Colton Herta não deveria ter fechado com a Indy Lights (ainda)

“Não é todo dia que a Indy Lights aparece no New York Times”.

Foi assim que o site TSO Ladder, especializado na cobertura das categorias do programa Road to Indy, analisou a escolha de Colton Herta, filho do ex-piloto Bryan Herta, de disputar a Indy Lights pela Andretti no ano que vem.

Não que o New York Times tenha algum interesse na carreira de algum dos Herta, mas é que Colton fará parte de uma equipe que tem, além do pai, Michael Andretti e George Michael Streinbrenner IV como sócios.

Streinbrenner, de apenas 20 anos de idade, é filho do dono do New York Yankees, uma das equipes de baseball mais populares do EUA. Daí o tradicional jornal americano ter noticiado a ida de Herta para a Indy Lights, com o foco principal sendo no dono da equipe.

Herta tem bons motivos para ter impressionado o filho do empresário e atraí-lo para o automobilismo. Nas duas últimas temporadas, disputou, na Europa, a F4 Inglesa, a F3 Inglesa e a Euroformula Open. Foram nove vitórias, oito poles e 21 pódios em 54 corridas.

Desempenho que fez Herta ser apontado como um dos favoritos a ser o próximo americano na F1.

Mas, aos 16 anos de idade (faz 17 em março), ele decidiu voltar aos EUA (competiu na USF2000 em 2014), já que seu objetivo é fazer carreira na Indy. Assim, nada melhor que começar na Indy Lights para já se acostumar ao ambiente e, claro, aos ovais.

O problema é que faz pouco sentido voltar aos EUA aos 16. Já faz algum tempo que a Indy Lights não é exatamente uma categoria que prepara os pilotos para a próxima fase da carreira. Com grids minúsculos, a categoria viu campeões como Tristan Vautier, Sage Karam e Gabby Chaves não conseguirem se firmar na Indy.

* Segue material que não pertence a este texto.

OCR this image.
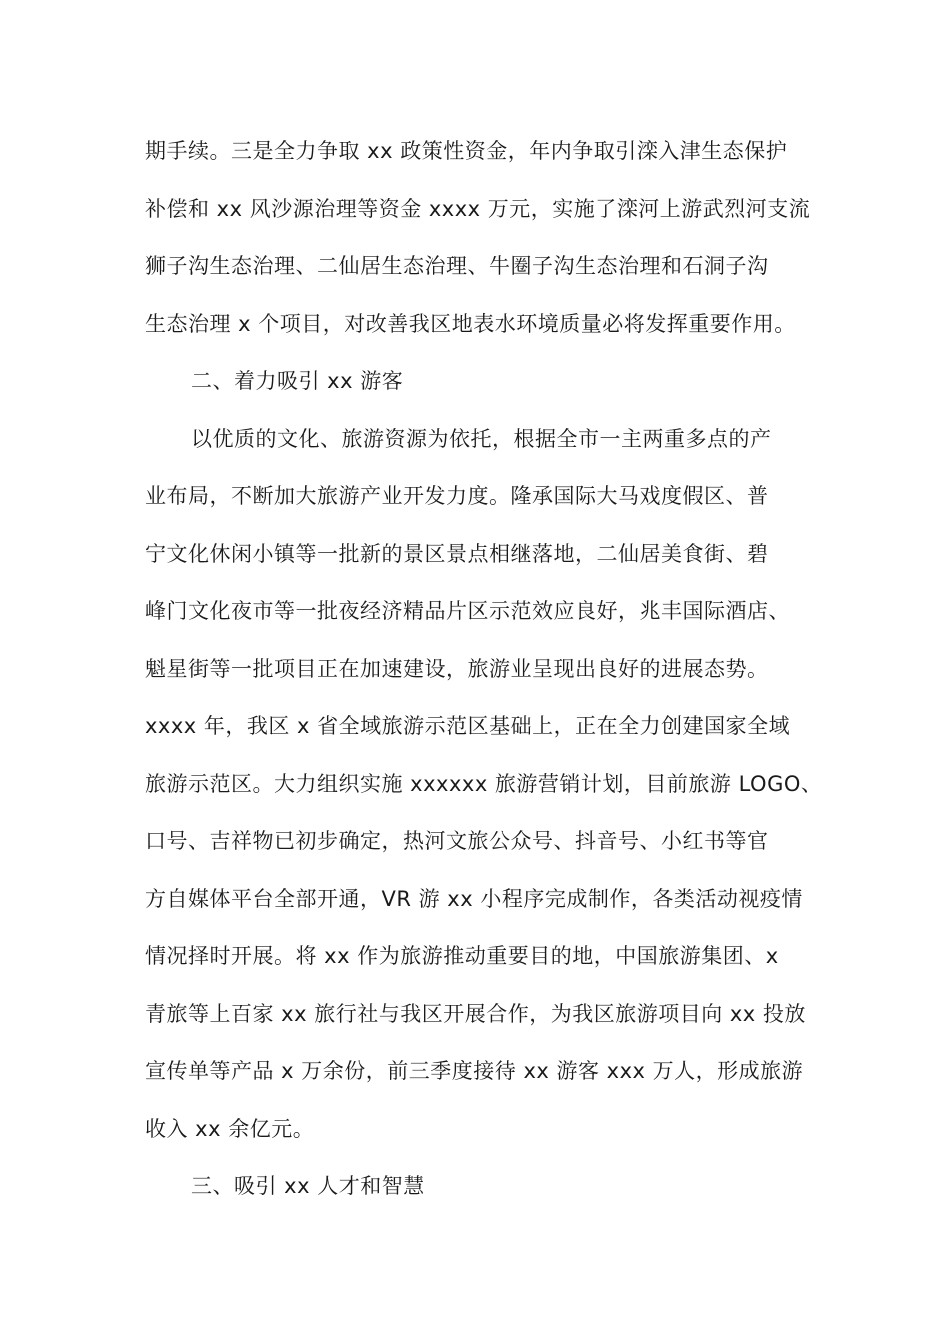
期手续。三是全力争取 xx 政策性资金，年内争取引滦入津生态保护
补偿和 xx 风沙源治理等资金 xxxx 万元，实施了滦河上游武烈河支流
狮子沟生态治理、二仙居生态治理、牛圈子沟生态治理和石洞子沟
生态治理 x 个项目，对改善我区地表水环境质量必将发挥重要作用。
二、着力吸引 xx 游客
以优质的文化、旅游资源为依托，根据全市一主两重多点的产
业布局，不断加大旅游产业开发力度。隆承国际大马戏度假区、普
宁文化休闲小镇等一批新的景区景点相继落地，二仙居美食街、碧
峰门文化夜市等一批夜经济精品片区示范效应良好，兆丰国际酒店、
魁星街等一批项目正在加速建设，旅游业呈现出良好的进展态势。
xxxx 年，我区 x 省全域旅游示范区基础上，正在全力创建国家全域
旅游示范区。大力组织实施 xxxxxx 旅游营销计划，目前旅游 LOGO、
口号、吉祥物已初步确定，热河文旅公众号、抖音号、小红书等官
方自媒体平台全部开通，VR 游 xx 小程序完成制作，各类活动视疫情
情况择时开展。将 xx 作为旅游推动重要目的地，中国旅游集团、x
青旅等上百家 xx 旅行社与我区开展合作，为我区旅游项目向 xx 投放
宣传单等产品 x 万余份，前三季度接待 xx 游客 xxx 万人，形成旅游
收入 xx 余亿元。
三、吸引 xx 人才和智慧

Os dois primeiros, aliás, foram campeões como novatos, tamanho a falta de adversários. Em compensação, na Europa, o último novato a vencer a GP2 foi Nico Hulkenberg, em 2009. Desde então, o mais precoce foi Stoffel Vandoorne, vice no ano de estreia, em 2014, e campeão no ano seguinte.

E o que adianta vencer a Indy Lights e cair com menos de 20 na Indy? É competir contra pilotos que tem 20 anos de carreira só na própria categoria norte-americana. Basta ver que boa parte do grid é formada por pilotos com mais de 40, como Helio Castroneves, Tony Kanaan e Takuma Sato. Scott Dixon e Will Power já passaram dos 35 e Simon Pagenaud tem 32.

A decisão de Herta de voltar para os EUA também acaba fechando portas na Europa que outros pilotos americanos nem sequer conseguiram abrir. Com a F1 tendo sido comprado pela Liberty Media, que tem interesse em mais provas no EUA (e no mundo todo para fazer um calendário de 25 etapas), ele poderia ser o nome para liderar essa nova empreitada da categoria pelo país da América do Norte. Afinal, já é um sobrenome conhecido por lá.

Herta bem que poderia ter seguido o exemplo de outro piloto americano que compete pelo time do seu pai: Alexander Rossi, que venceu as 500 Milhas de Indianápolis em sua primeira tentativa, e passou anos na GP2 e até chegou na F1 antes de voltar para os EUA.